To many, it seems ridiculous just how successful online influencers have become in recent years. Seemingly, they think “just” for posting simple pictures online. But the hard truth is that these influencers did not all become popular brands overnight. It took constant posting with a strategic plan for content and captions and more over a long period of time for them to gain a following. In doing so, they literally created a brand out of their own personalities. Though many mock these “influencers,” marketers need to take a page out of their book in order to achieve that same level of online popularity for their brands. 

5. Your Audience Doesn’t Care 

Even if you are reaching the right audience online, your audience is still likely to disregard your advertisement. Self-promotion and obvious ploys for the consumer’s business are going to cause people to click out of/scroll away from your marketing immediately. This might be one of the hardest truths about content marketing. So, in order to avoid this, marketers must ask themselves, “Would I want to interact with this ad? Would I share this?” With these questions as a guide, you can avoid the types of advertisements that do nothing but annoy and turn away consumers. 

6. Self-Promotion Is Boring

Unless your brand is well-established enough to have a dedicated following, audiences do not care what your product is or how good it is. Instead, in order to win an audience over, you need the truth of your brand to connect with the truth of the audience’s life circumstances (i.e., how your brand/product is going to make their life better/easier). They don’t want a list of how great your product is; they want to know what it’ll actually do to affect their lives. By focusing on them, instead of what you’re actually selling, you can win them over. 

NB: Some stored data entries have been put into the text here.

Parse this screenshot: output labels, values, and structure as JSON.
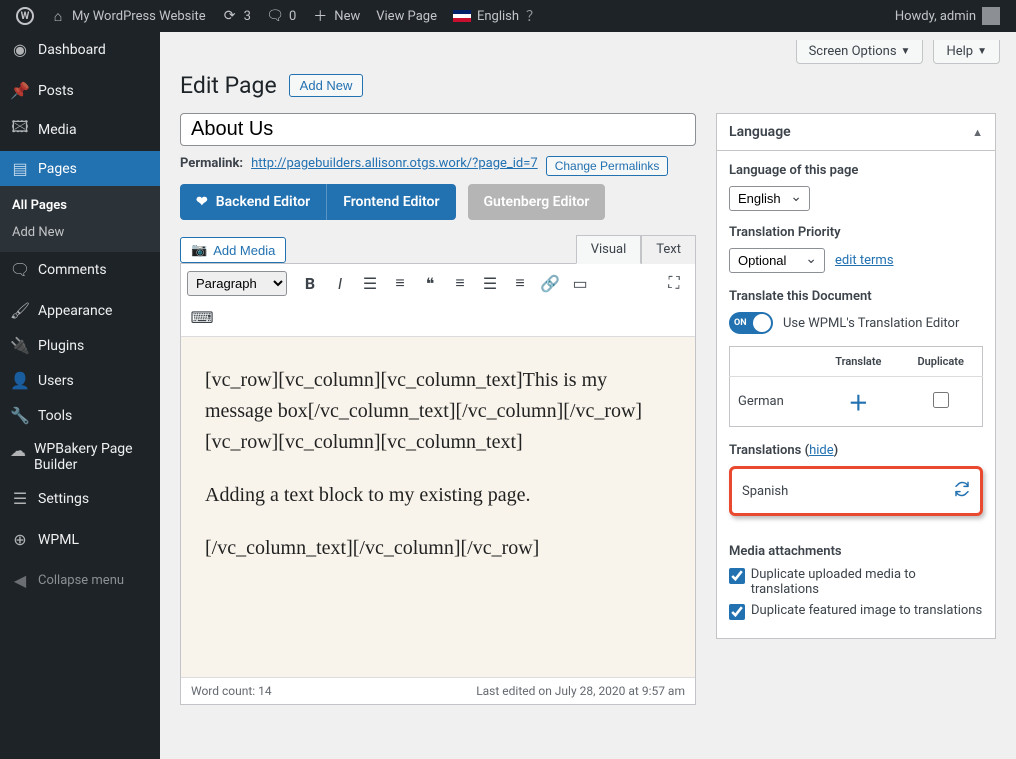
{
  "adminbar": {
    "site_title": "My WordPress Website",
    "updates_count": "3",
    "comments_count": "0",
    "new_label": "New",
    "view_page": "View Page",
    "language": "English",
    "howdy": "Howdy, admin"
  },
  "sidebar": {
    "items": [
      {
        "label": "Dashboard"
      },
      {
        "label": "Posts"
      },
      {
        "label": "Media"
      },
      {
        "label": "Pages"
      },
      {
        "label": "Comments"
      },
      {
        "label": "Appearance"
      },
      {
        "label": "Plugins"
      },
      {
        "label": "Users"
      },
      {
        "label": "Tools"
      },
      {
        "label": "WPBakery Page Builder"
      },
      {
        "label": "Settings"
      },
      {
        "label": "WPML"
      }
    ],
    "submenu": {
      "all_pages": "All Pages",
      "add_new": "Add New"
    },
    "collapse": "Collapse menu"
  },
  "screen_tabs": {
    "screen_options": "Screen Options",
    "help": "Help"
  },
  "page": {
    "heading": "Edit Page",
    "add_new_btn": "Add New",
    "title_value": "About Us",
    "permalink_label": "Permalink:",
    "permalink_url": "http://pagebuilders.allisonr.otgs.work/?page_id=7",
    "change_permalinks": "Change Permalinks"
  },
  "editor_switch": {
    "backend": "Backend Editor",
    "frontend": "Frontend Editor",
    "gutenberg": "Gutenberg Editor"
  },
  "media": {
    "add_media": "Add Media",
    "visual_tab": "Visual",
    "text_tab": "Text"
  },
  "toolbar": {
    "paragraph": "Paragraph"
  },
  "content": {
    "p1": "[vc_row][vc_column][vc_column_text]This is my message box[/vc_column_text][/vc_column][/vc_row][vc_row][vc_column][vc_column_text]",
    "p2": "Adding a text block to my existing page.",
    "p3": "[/vc_column_text][/vc_column][/vc_row]"
  },
  "statusbar": {
    "word_count_label": "Word count: 14",
    "last_edited": "Last edited on July 28, 2020 at 9:57 am"
  },
  "language_box": {
    "title": "Language",
    "lang_of_page_label": "Language of this page",
    "lang_selected": "English",
    "priority_label": "Translation Priority",
    "priority_selected": "Optional",
    "edit_terms": "edit terms",
    "translate_doc_label": "Translate this Document",
    "toggle_on": "ON",
    "toggle_label": "Use WPML's Translation Editor",
    "th_translate": "Translate",
    "th_duplicate": "Duplicate",
    "row_german": "German",
    "translations_label": "Translations",
    "hide_link": "hide",
    "spanish": "Spanish",
    "media_label": "Media attachments",
    "media_opt1": "Duplicate uploaded media to translations",
    "media_opt2": "Duplicate featured image to translations"
  }
}
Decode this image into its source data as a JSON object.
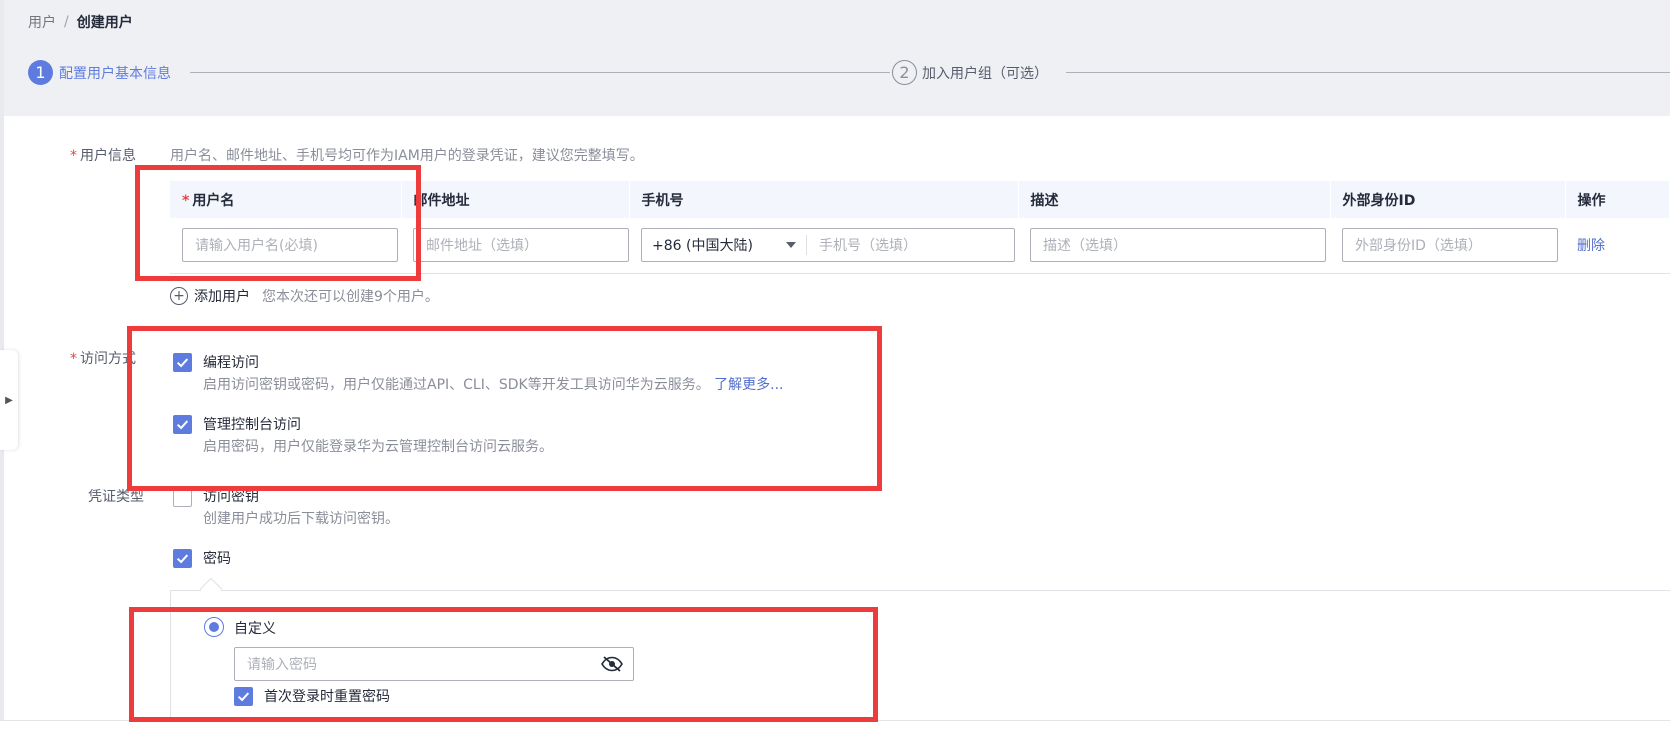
{
  "breadcrumb": {
    "parent": "用户",
    "separator": "/",
    "current": "创建用户"
  },
  "steps": [
    {
      "number": "1",
      "label": "配置用户基本信息"
    },
    {
      "number": "2",
      "label": "加入用户组（可选）"
    }
  ],
  "user_info": {
    "label": "用户信息",
    "hint": "用户名、邮件地址、手机号均可作为IAM用户的登录凭证，建议您完整填写。",
    "columns": [
      "用户名",
      "邮件地址",
      "手机号",
      "描述",
      "外部身份ID",
      "操作"
    ],
    "row": {
      "username_placeholder": "请输入用户名(必填)",
      "email_placeholder": "邮件地址（选填）",
      "phone_code": "+86 (中国大陆)",
      "phone_placeholder": "手机号（选填）",
      "desc_placeholder": "描述（选填）",
      "external_id_placeholder": "外部身份ID（选填）",
      "delete_label": "删除"
    },
    "add_user_label": "添加用户",
    "add_user_hint": "您本次还可以创建9个用户。"
  },
  "access": {
    "label": "访问方式",
    "options": [
      {
        "title": "编程访问",
        "desc": "启用访问密钥或密码，用户仅能通过API、CLI、SDK等开发工具访问华为云服务。",
        "link": "了解更多...",
        "checked": true
      },
      {
        "title": "管理控制台访问",
        "desc": "启用密码，用户仅能登录华为云管理控制台访问云服务。",
        "checked": true
      }
    ]
  },
  "credential": {
    "label": "凭证类型",
    "options": [
      {
        "title": "访问密钥",
        "desc": "创建用户成功后下载访问密钥。",
        "checked": false
      },
      {
        "title": "密码",
        "checked": true
      }
    ],
    "password": {
      "radio_label": "自定义",
      "input_placeholder": "请输入密码",
      "reset_label": "首次登录时重置密码"
    }
  },
  "colors": {
    "accent": "#5e7ce0",
    "highlight_box": "#ee3c3c",
    "required": "#e54545"
  }
}
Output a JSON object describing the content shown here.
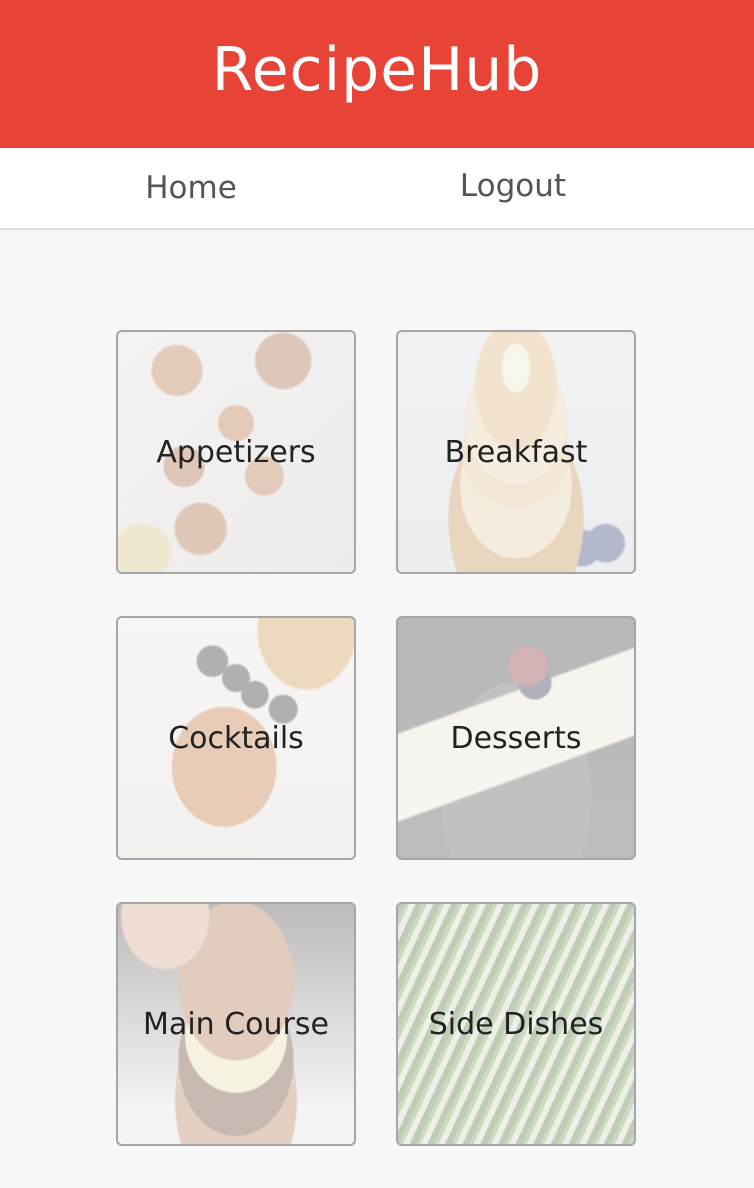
{
  "app": {
    "title": "RecipeHub"
  },
  "nav": {
    "home_label": "Home",
    "logout_label": "Logout"
  },
  "categories": [
    {
      "label": "Appetizers",
      "image": "appetizers-photo"
    },
    {
      "label": "Breakfast",
      "image": "pancakes-photo"
    },
    {
      "label": "Cocktails",
      "image": "cocktail-photo"
    },
    {
      "label": "Desserts",
      "image": "cheesecake-photo"
    },
    {
      "label": "Main Course",
      "image": "burger-photo"
    },
    {
      "label": "Side Dishes",
      "image": "green-beans-photo"
    }
  ],
  "colors": {
    "brand": "#e84337",
    "header_text": "#ffffff",
    "nav_text": "#555555",
    "card_border": "#a6a6a6",
    "background": "#f7f7f7"
  }
}
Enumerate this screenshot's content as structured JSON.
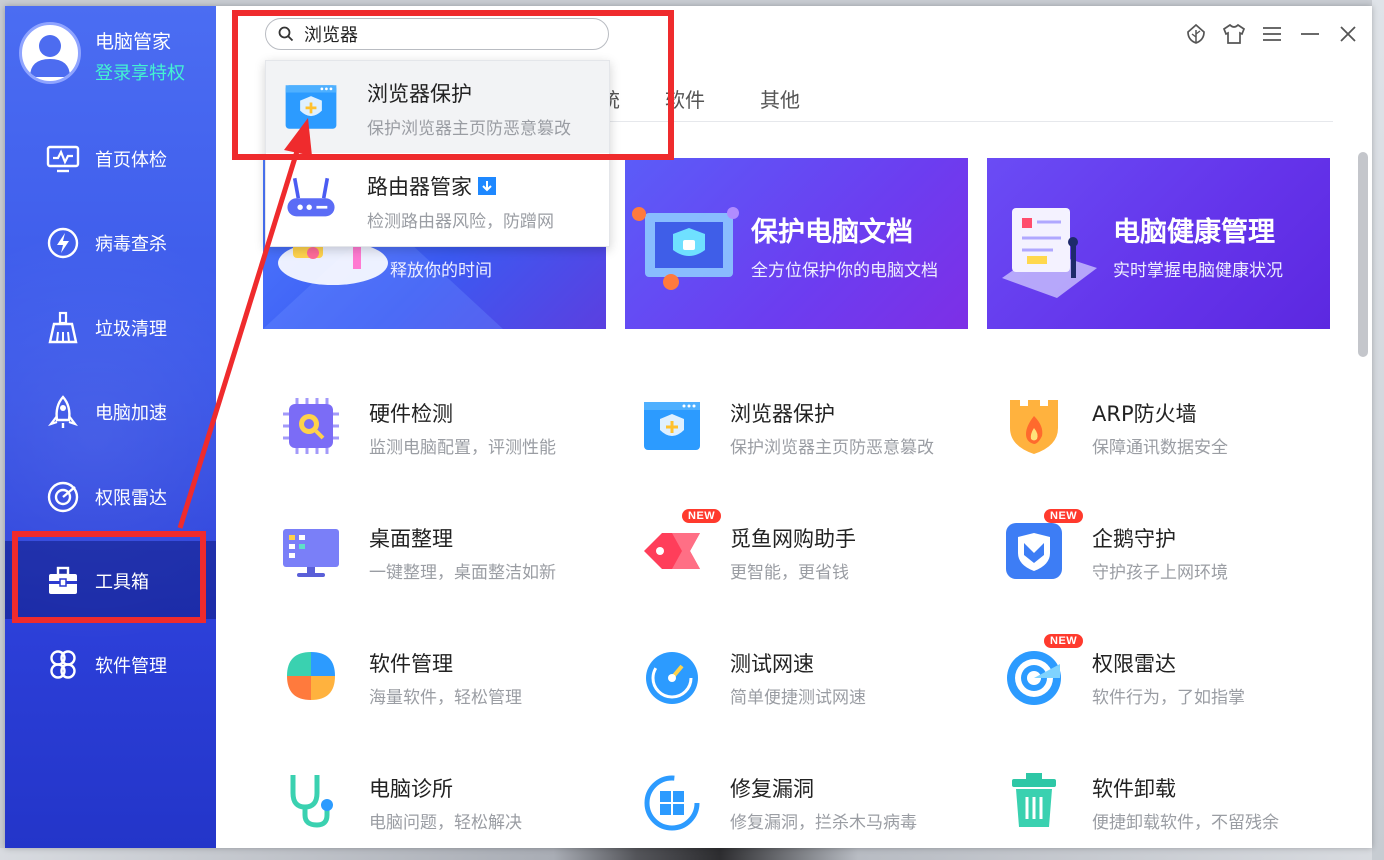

7. The Same Style Doesn’t Work on All Socials

It would be amazing if one format of advertising style worked across all social media platforms. But the truth is, most sites have a unique way of doing things, and if you don’t fit with that, people assume your brand is outdated and out of touch.

For instance, an informational, formal video on YouTube could be widely successful if done in a professional, classy way. However, that same video would be a major failure on a site like TikTok, where most audiences want short, flashy, and entertaining clips. Catering your content to each site is crucial to any online marketing success. 

8. People Are Only Going to Remember You If You’re Bad

Don’t panic if you’re not getting the talk and buzz you hoped you would from your digital marketing. In reality, unless your brand is incredibly well-known and admired, people are only really going to talk about you if it’s for something negative. In short, less online chatter about you means better for you in the long run. 

9. Scheduling Is Everything

It may seem a bit absurd, the idea of scheduling out your social media or digital activity. However, inconsistent posting and marketing is a surefire way to fail. This is one of the truths about content marketing. Because ultimately, audiences won’t remember you if you’re only producing content at random, unknown times. In fact, audiences are likely to be annoyed, because they have no idea who you are. If you maintain a schedule of when/where you post, audiences can get to know you and your objectives much better.